Stock Pools And SEC Investigations Into Leaked Trading Data
So, let's speculate a little. Let's say you are BigCompanyA on Wall Street. You cater to hedge funds and large trading organizations as clients. You see an order come in from HedgeFundA to buy twenty million shares of CompanyX. If known by other hedge funds, this order could tip the direction of CompanyX. Now BigCompanyA shares this information with other large hedge funds. Not only that but they do so before they actually execute the order. In other words, with these tip offs, maybe ten or twenty other hedge funds or trading firms line up to buy the same investment. What would have originally been twenty million shares purchased might be two hundred million shares or four hundred million shares. The benefit? Drive CompanyX via cumulative buying just like stock pools did in the 1920s. In other words, manipulate the stock or commodity or whatever and create a piling on effect. Is this legal today? Well, stock pools are illegal after being banned post 1929. I'm not an attorney but a former SEC chair said if this is happening, it is definitely insider information and definitely illegal. It gives professional investment firms an enormous advantage and an ability to create significant volatility and much higher profits while the market indices are struggling with very low returns. If you, as an individual, had this information, would it be beneficial? Significantly beneficial. It might even guarantee that my trades would be profitable. And, how does an individual investor compete against that? They can't. And how does this help individual investors? It doesn't. And how does this provide a level field based on fair buying and selling in an open market environment? It doesn't.

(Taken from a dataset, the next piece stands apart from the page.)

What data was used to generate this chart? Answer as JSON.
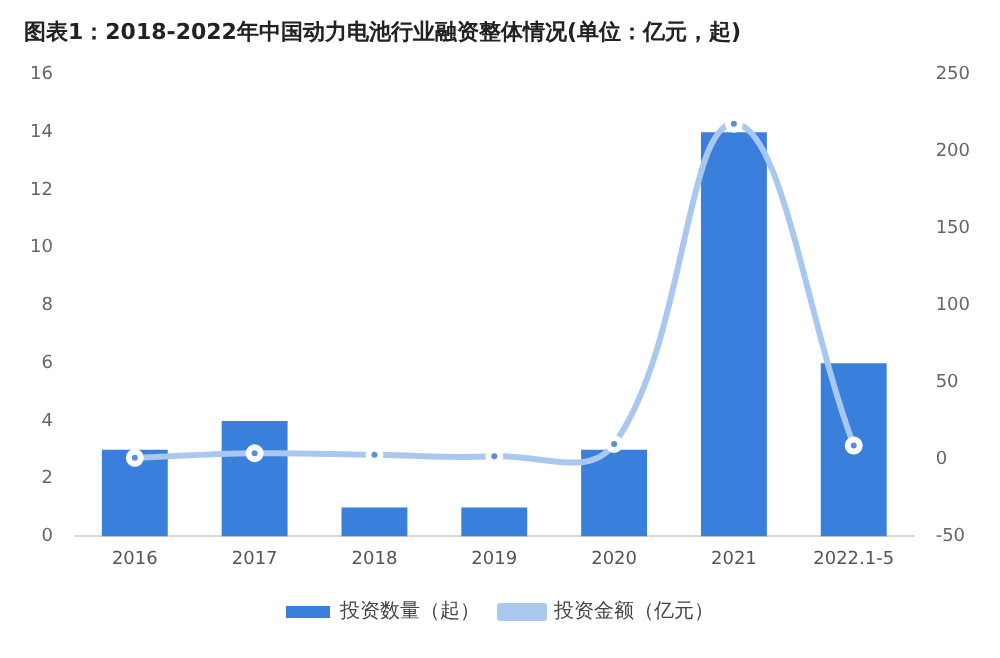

I've written time and again that Wall Street is doing the same thing today that they did in the 1920s. They are trading in the markets using their own proprietary trading desks and they are trading against individual investors. Individual investor profits at major Wall Street firms now pale in comparison to the money firms make trading their own accounts. If this SEC inquiry leads to proof this is what is going on, and I am not saying it is, who cares about the individual investor? Just a wild thought?